Remember, too, that Lawton Chiles, out on the road campaigning in that plaid shirt and those beat-up shoes, is a lot stronger opponent than the Chiles who has been stumbling around the Capitol.
So, even though all those smart people who say Chiles is finished just might be right, I would wait to place my bet.
What we do know for sure is that the rest of the Democratic Party is sort of hanging around, waiting for Chiles.
Suppose Chiles quits.
His lieutenant governor, Buddy MacKay, might run in his place. So might Bob Butterworth, the state attorney general, an up-and-comer.
Another possibility is Betty Castor, the state education commissioner, if she doesn't try to unseat Connie Mack, our U.S. senator whose term is up next year.
(I will make a side bet with you that Castor does not run against Mack for the Senate and that she and Butterworth do not run against each other for governor.)
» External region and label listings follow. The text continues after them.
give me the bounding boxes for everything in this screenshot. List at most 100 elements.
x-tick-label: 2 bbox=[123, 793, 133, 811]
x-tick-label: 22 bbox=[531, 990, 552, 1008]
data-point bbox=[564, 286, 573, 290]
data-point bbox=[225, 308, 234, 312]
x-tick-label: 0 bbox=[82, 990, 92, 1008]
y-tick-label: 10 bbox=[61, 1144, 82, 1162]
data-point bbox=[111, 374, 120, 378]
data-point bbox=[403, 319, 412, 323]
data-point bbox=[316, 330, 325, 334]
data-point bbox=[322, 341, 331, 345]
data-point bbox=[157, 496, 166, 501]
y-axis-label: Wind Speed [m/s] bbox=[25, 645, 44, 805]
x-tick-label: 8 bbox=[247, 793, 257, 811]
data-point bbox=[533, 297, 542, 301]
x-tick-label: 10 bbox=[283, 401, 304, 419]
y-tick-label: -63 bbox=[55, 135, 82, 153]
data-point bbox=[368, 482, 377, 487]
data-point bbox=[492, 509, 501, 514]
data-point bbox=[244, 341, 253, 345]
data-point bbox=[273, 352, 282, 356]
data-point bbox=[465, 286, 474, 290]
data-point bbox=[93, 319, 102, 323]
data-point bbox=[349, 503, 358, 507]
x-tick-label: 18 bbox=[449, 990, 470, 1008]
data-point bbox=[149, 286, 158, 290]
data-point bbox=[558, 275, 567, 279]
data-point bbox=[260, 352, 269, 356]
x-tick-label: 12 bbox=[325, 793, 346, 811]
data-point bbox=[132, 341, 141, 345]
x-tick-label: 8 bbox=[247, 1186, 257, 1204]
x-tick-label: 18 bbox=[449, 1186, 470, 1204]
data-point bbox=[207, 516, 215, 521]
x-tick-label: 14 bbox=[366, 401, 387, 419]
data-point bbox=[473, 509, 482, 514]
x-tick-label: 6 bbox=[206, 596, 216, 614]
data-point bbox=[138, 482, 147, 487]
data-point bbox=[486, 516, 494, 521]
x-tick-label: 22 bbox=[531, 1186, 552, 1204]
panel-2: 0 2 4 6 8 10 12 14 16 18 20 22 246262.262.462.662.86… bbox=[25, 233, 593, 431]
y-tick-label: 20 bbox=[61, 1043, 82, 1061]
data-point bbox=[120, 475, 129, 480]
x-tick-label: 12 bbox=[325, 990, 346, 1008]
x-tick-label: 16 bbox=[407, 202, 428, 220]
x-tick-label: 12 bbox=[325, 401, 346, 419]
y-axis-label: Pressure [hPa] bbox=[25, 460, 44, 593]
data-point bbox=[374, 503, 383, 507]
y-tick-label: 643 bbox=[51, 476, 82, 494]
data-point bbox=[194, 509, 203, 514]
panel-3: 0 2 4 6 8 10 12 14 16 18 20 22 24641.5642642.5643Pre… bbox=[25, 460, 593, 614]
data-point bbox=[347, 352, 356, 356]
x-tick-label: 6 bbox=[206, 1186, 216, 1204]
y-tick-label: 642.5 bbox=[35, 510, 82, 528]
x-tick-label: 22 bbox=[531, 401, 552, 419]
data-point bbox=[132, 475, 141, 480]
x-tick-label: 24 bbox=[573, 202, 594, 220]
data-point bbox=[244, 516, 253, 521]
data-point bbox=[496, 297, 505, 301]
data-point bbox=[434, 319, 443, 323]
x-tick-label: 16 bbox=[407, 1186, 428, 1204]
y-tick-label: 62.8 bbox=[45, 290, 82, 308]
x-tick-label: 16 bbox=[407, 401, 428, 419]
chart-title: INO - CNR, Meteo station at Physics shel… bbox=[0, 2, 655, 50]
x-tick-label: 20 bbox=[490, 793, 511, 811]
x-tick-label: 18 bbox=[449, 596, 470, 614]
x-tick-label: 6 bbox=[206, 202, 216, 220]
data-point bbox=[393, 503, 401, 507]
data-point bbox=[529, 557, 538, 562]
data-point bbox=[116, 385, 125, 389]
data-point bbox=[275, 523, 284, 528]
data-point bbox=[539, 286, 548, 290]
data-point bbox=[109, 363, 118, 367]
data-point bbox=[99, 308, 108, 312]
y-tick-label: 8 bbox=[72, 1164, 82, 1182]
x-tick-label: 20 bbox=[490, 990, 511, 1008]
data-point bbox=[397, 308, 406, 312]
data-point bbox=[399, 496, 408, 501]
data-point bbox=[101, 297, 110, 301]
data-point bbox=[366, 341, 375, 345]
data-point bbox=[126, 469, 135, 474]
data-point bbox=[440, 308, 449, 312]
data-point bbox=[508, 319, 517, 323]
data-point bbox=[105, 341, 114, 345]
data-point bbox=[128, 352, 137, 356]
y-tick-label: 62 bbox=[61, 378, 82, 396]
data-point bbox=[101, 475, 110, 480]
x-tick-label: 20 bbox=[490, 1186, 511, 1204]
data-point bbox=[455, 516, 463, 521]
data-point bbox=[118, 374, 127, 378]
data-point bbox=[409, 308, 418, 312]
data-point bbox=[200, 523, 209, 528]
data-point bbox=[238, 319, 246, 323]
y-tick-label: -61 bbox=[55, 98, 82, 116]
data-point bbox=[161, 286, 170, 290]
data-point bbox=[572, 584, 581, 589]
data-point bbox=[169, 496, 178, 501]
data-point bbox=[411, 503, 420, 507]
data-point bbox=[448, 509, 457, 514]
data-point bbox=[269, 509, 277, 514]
Bill Nelson from Melbourne, the guy Chiles beat in the Democratic primary in 1990, is making noise about running again. Maybe Bill Frederick, the former mayor of Orlando, will run.
So there are plenty of Democrats waiting in the wings. Waiting for Chiles.
The real action so far, however, is among our Republican friends, who do not have to wait politely for Chiles.
The Republicans, in fact, are raising what might be their strongest crop of candidates for governor ever.
There are two Republican candidates running openly so far: Jim Smith, the secretary of state, and Jeb Bush.
I could describe Bush as "former state secretary of commerce" or "former chair of the big-deal Dade County Republican Party," but the usual description is "son of former President George Bush."
There's a guy from Jacksonville, Ander Crenshaw, who everybody figures will run. He's the current president of the state Senate. Bill McCollum, a veteran member of Congress from central Florida, might be a good candidate.
A lot of people think Tom Gallagher, the state insurance commissioner, will run for governor. But he's keeping quiet for now. He has his hands full with the insurance crisis, and he doesn't need to go traipsing off running for governor until things calm down.
Jeb Bush has been working the Tampa Bay area this week, so I looked him up Tuesday morning and asked him why he wants to be governor. He is 40, a native of Texas and a Longhorn alumnus, who has lived in South Florida since 1980. He's in the real estate business.
I kind of expected him to give me the usual no-new-taxes, get-tough-on-crime line. Instead, he launched into an enthusiastic talk of how we need to rethink what the government is doing.
Wasn't that pretty much what Democrat Chiles promised us in 1990?
"Yes," Bush shot back. "And if he had succeeded, I wouldn't be running."
Right now I would rank Jim Smith the strongest in the Republican field. He is a veteran statewide politician with a lot of support. He is a practical guy who seems to want to do a practical job of running the government, instead of chanting silly slogans.
"It's going to be hard to get the warts off me," Smith said recently. "You're not going to see me going to contacts or parting my hair down the middle or wearing bow ties."
I think my Republican friends overrate Crenshaw, the Senate president. They have Tallahassee-itis and think that because he is a big shot there, he is a big shot everywhere. Big shots in the Legislature have had no luck in getting elected to statewide office.
So, let's see. Jim Smith survives the Republican field and takes on Chiles, who beats back Bill Nelson in the Democratic primary. And the winner will be No, scratch all that. I said it was too early to make predictions.